In contrast with classical convex empirical risk minimization, where explicit regularization is necessary to rule out trivial solutions, we found that regularization plays a rather different role in deep learning. It appears to be more of a tuning parameter that often helps improve the final test error of a model, but the absence of all regularization does not necessarily imply poor generalization error. As reported by Krizhevsky et al. (2012), $\ell_2$-regularization (weight decay) sometimes even helps optimization, illustrating its poorly understood nature in deep learning.

Finite sample expressivity. We complement our empirical observations with a theoretical construction showing that generically large neural networks can express any labeling of the training data. More formally, we exhibit a very simple two-layer ReLU network with $p = 2n+d$ parameters that can express any labeling of any sample of size $n$ in $d$ dimensions. A previous construction due to Livni et al. (2014) achieved a similar result with far more parameters, namely, $O(dn)$. While our depth 2 network inevitably has large width, we can also come up with a depth $k$ network in which each layer has only $O(n/k)$ parameters.

While prior expressivity results focused on what functions neural nets can represent over the entire domain, we focus instead on the expressivity of neural nets with regards to a finite sample. In contrast to existing depth separations (Delalleau & Bengio, 2011; Eldan & Shamir, 2016; Telgarsky, 2016; Cohen & Shashua, 2016) in function space, our result shows that even depth-2 networks of linear size can already represent any labeling of the training data.

The role of implicit regularization. While explicit regularizers like dropout and weight-decay may not be essential for generalization, it is certainly the case that not all models that fit the training data well generalize well. Indeed, in neural networks, we almost always choose our model as the output of running stochastic gradient descent. Appealing to linear models, we analyze how SGD acts as an implicit regularizer. For linear models, SGD always converges to a solution with small norm. Hence, the algorithm itself is implicitly regularizing the solution. Indeed, we show on small data sets that even Gaussian kernel methods can generalize well with no regularization. Though this doesn’t explain why certain architectures generalize better than other architectures, it does suggest that more investigation is needed to understand exactly what the properties are inherited by models that were trained using SGD.

1.2 Related Work

Hardt et al. (2016) give an upper bound on the generalization error of a model trained with stochastic gradient descent in terms of the number of steps gradient descent took. Their analysis goes through the notion of uniform stability (Bousquet & Elisseeff, 2002). As we point out in this work, uniform stability of a learning algorithm is independent of the labeling of the training data. Hence, the concept is not strong enough to distinguish between the models trained on the true labels (small generalization error) and models trained on random labels (high generalization error). This also highlights why the analysis of Hardt et al. (2016) for non-convex optimization was rather pessimistic, allowing only a very few passes over the data. Our results show that even empirically training neural networks is not uniformly stable for many passes over the data. Consequently, a weaker stability notion is necessary to make further progress along this direction.
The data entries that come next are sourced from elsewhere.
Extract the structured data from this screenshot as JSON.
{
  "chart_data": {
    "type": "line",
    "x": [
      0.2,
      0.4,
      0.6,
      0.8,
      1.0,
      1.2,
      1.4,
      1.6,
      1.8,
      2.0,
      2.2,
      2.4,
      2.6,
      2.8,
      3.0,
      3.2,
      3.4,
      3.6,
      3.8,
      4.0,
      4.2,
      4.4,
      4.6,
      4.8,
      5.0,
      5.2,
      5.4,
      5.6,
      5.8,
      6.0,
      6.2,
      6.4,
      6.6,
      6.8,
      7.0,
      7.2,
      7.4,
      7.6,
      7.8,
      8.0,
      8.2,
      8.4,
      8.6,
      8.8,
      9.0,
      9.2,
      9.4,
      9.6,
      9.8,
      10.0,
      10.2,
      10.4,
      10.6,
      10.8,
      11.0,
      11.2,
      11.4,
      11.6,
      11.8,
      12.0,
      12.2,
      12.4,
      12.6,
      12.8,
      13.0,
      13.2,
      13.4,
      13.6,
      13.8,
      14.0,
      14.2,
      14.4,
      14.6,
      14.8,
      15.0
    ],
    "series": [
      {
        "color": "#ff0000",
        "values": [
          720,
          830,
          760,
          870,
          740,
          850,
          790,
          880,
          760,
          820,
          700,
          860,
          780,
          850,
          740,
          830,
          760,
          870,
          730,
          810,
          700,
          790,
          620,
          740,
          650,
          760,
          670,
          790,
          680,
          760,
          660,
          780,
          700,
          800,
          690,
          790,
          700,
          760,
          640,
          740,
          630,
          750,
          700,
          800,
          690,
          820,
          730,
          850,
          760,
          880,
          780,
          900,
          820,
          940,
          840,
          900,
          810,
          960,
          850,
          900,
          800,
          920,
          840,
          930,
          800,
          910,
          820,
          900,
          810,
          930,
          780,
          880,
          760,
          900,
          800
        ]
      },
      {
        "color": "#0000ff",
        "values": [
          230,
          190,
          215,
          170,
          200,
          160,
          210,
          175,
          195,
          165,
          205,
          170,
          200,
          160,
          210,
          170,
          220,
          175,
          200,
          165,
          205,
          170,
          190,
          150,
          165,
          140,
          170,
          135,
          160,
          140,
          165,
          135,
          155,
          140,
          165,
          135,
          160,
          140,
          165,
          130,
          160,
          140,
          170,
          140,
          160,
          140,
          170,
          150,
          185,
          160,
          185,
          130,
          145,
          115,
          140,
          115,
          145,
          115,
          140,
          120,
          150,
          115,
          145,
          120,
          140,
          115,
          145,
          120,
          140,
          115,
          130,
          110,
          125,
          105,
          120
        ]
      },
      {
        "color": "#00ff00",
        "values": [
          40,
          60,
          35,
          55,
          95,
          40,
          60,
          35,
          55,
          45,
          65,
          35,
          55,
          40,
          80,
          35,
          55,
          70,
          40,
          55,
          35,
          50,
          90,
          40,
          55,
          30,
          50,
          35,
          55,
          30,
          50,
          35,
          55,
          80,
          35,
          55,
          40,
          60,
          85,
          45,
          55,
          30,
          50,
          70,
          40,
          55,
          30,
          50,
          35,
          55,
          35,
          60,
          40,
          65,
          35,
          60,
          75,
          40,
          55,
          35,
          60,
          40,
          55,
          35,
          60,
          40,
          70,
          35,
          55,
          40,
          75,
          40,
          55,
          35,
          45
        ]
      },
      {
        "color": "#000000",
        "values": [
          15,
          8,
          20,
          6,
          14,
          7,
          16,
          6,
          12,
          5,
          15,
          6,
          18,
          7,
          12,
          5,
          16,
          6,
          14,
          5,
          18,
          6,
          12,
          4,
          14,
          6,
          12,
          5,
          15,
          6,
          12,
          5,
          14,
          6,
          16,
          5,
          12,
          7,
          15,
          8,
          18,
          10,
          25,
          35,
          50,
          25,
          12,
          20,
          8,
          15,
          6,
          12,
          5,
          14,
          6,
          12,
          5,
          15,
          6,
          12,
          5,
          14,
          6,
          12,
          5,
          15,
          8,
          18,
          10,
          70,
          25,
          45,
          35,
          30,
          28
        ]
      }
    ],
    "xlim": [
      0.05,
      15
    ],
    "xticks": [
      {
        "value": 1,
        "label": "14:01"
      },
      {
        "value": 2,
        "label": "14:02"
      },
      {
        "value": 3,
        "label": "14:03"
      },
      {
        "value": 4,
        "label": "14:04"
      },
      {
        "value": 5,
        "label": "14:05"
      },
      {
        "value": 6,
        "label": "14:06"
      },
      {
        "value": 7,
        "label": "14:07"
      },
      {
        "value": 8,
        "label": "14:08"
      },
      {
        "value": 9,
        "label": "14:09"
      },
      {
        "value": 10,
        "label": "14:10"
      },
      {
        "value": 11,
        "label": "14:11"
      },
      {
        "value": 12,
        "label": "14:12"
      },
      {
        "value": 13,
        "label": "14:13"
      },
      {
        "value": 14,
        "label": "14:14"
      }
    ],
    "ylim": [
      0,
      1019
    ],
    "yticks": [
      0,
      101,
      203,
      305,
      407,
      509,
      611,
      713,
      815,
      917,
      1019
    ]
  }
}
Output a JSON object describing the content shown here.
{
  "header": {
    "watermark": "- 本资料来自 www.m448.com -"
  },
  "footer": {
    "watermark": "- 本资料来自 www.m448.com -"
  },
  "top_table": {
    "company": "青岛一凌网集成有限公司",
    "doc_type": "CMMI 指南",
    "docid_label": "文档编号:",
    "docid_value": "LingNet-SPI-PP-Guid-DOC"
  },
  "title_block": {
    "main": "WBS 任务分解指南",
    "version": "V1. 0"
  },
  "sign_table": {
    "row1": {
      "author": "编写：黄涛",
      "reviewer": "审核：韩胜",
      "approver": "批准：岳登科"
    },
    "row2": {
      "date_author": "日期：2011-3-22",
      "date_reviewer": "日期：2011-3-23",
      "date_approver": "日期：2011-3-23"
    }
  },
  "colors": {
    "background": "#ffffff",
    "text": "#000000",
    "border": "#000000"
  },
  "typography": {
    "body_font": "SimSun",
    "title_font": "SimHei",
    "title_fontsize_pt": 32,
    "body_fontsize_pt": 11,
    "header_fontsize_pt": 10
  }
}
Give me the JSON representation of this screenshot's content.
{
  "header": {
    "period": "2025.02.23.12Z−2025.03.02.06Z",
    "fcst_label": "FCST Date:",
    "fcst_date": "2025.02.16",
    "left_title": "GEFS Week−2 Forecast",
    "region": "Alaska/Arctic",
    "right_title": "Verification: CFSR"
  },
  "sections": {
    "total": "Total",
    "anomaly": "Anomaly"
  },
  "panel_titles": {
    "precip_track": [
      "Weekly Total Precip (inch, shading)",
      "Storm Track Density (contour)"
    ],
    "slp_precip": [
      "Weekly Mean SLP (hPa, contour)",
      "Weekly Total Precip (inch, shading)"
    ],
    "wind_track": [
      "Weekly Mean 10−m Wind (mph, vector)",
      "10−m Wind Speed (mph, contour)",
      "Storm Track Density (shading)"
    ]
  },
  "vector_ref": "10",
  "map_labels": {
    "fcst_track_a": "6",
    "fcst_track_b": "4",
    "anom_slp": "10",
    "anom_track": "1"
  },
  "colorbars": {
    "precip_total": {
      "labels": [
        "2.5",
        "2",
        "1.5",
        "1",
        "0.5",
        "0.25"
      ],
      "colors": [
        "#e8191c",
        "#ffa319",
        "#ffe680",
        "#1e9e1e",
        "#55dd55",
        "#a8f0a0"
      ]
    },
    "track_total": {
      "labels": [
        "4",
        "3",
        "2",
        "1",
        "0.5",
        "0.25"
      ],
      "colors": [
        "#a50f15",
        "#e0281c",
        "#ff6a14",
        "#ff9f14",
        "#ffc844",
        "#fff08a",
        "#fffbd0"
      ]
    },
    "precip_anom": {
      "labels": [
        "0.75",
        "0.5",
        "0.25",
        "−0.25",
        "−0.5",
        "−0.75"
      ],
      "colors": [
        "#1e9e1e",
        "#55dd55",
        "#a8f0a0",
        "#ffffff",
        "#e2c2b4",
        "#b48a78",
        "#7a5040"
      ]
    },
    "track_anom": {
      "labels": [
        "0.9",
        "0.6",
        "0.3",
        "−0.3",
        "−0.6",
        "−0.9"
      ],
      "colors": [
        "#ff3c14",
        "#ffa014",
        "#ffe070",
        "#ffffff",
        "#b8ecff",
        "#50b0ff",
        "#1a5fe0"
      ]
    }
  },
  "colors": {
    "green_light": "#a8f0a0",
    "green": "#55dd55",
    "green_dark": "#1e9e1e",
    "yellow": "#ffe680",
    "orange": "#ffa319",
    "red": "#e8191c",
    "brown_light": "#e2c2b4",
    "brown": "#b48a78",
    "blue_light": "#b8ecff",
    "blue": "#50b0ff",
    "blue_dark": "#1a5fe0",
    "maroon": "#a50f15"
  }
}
There has been much work on the representational power of neural networks, starting from universal approximation theorems for multi-layer perceptrons (Cybenko, 1989; Mhaskar, 1993; Delalleau & Bengio, 2011; Mhaskar & Poggio, 2016; Eldan & Shamir, 2016; Telgarsky, 2016; Cohen & Shashua, 2016). All of these results are at the population level characterizing which mathematical functions certain families of neural networks can express over the entire domain. we instead study the representational power of neural networks for a finite sample of size $n$. This leads to a very simple proof that even $O(n)$-sized two-layer perceptrons have universal finite-sample expressivity.

Bartlett (1998) proved bounds on the fat shattering dimension of multilayer perceptrons with sigmoid activations in terms of the $\ell_1$-norm of the weights at each node. This important result gives a generalization bound for neural nets that is independent of the network size. However, for RELU networks the $\ell_1$-norm is no longer informative. This leads to the question of whether there is a different form of capacity control that bounds generalization error for large neural nets. This question was raised in a thought-provoking work by Neyshabur et al. (2014), who argued through experiments that network size is not the main form of capacity control for neural networks. An analogy to matrix factorization illustrated the importance of implicit regularization.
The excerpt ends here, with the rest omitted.